Load multiple models for multi process inference

here is my code ,it worked in parallel, but each inference took a hundredfold longer.

without multi process ,each inference cost 20ms,
with multi process, each inference cost 25s.

def load_model():
    conf_obj = _get_config_obj("tests/ocr/ocr.yml")
    model_manange = OCRModel(conf_obj)
    model_manange.load_model()
    model_manange.status = MODEL_MANAGE_IDLE
    return model_manange


def init_multi_load() -> None:
    for i in range(3):
        model_manage_list.append(load_model())


def infer(data: dict, model_manage_list) -> dict:
    for model_manage in model_manage_list:
        if model_manage.status == MODEL_MANAGE_IDLE:
            model_manage.status = MODEL_MANAGE_WORKING
            ret = model_manage.run_model(data)
            model_manage.status = MODEL_MANAGE_IDLE
            return ret
    raise ValueError("no idle model for service")


if __name__ == '__main__':
    torch.multiprocessing.set_start_method('spawn', force=True)
    model_manage_list = Manager().list()
    init_multi_load()
    data = {} # just for show case here
    for i in range(3):
        mp = Process(target=infer, args=(data, model_manage_list,))
        mp.start()

    while True:
        time.sleep(2)

What hardware is running the model?

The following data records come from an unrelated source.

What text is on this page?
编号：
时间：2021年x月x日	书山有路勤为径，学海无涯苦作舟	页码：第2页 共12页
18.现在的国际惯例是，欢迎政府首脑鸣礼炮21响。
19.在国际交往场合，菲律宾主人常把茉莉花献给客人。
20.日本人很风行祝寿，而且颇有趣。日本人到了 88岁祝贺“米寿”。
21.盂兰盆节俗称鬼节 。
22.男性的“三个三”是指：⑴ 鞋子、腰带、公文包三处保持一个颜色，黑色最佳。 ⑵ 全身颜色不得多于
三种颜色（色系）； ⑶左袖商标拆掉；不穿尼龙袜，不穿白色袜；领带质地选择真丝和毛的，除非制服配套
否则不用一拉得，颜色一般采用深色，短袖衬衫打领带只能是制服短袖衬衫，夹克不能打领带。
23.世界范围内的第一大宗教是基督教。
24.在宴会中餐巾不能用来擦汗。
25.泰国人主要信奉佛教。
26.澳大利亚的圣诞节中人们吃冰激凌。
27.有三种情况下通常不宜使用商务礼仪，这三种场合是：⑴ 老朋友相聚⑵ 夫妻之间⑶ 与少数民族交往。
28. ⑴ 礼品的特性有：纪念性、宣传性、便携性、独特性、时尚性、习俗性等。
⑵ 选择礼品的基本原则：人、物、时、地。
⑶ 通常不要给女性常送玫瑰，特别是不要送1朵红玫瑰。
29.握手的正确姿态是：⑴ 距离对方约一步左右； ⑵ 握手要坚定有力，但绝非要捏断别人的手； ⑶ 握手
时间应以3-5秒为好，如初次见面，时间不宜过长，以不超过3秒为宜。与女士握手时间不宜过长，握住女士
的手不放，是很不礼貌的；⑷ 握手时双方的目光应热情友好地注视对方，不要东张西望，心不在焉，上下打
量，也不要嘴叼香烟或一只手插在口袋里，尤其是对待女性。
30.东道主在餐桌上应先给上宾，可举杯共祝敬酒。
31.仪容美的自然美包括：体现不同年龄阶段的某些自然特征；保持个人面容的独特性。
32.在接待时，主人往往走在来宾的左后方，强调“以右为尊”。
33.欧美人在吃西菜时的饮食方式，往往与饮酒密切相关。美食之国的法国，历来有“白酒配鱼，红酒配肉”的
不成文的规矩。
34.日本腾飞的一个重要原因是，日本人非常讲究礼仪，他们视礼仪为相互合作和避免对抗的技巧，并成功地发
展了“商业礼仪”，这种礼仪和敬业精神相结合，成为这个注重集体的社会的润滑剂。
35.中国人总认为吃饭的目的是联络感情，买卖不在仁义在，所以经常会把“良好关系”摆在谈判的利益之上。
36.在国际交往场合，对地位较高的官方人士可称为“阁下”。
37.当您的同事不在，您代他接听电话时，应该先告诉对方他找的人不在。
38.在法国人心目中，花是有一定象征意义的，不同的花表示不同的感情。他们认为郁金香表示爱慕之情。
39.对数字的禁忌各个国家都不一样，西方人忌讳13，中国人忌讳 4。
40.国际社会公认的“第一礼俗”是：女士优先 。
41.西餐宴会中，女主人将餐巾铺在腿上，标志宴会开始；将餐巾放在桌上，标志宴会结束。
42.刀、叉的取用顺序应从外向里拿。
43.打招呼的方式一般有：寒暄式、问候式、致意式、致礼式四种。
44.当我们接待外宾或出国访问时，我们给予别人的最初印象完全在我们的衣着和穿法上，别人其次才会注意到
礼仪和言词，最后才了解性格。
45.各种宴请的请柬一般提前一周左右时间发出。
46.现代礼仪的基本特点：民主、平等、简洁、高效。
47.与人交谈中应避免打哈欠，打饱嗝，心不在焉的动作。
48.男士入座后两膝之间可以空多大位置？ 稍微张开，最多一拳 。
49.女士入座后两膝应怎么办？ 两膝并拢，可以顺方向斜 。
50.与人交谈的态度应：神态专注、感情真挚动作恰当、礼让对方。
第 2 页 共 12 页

If the processes are e.g., sharing a single GPU the increased contention could slow things down

:pray: i got just single GPU in my computer


Is there a way to parallelize on single GPU ? I think my GPU performance is very redundant

How similar are the different models on your GPU? If they are similar and have relatively simple building blocks, you might look into e.g., using batched matmul in place of linear layers torch.bmm — PyTorch 1.13 documentation and grouped convolutions in place of “vanilla” convolutions to do multiple models worth of computation at the time/per layer. Of course, you would need to be careful about keeping normalization statistics separate across the models.

Hi Dear , Exactly the same model, torch.bmm doesn’t work for me. Do you have such an example ? that load multi model in one process and inference with subprocess parallel.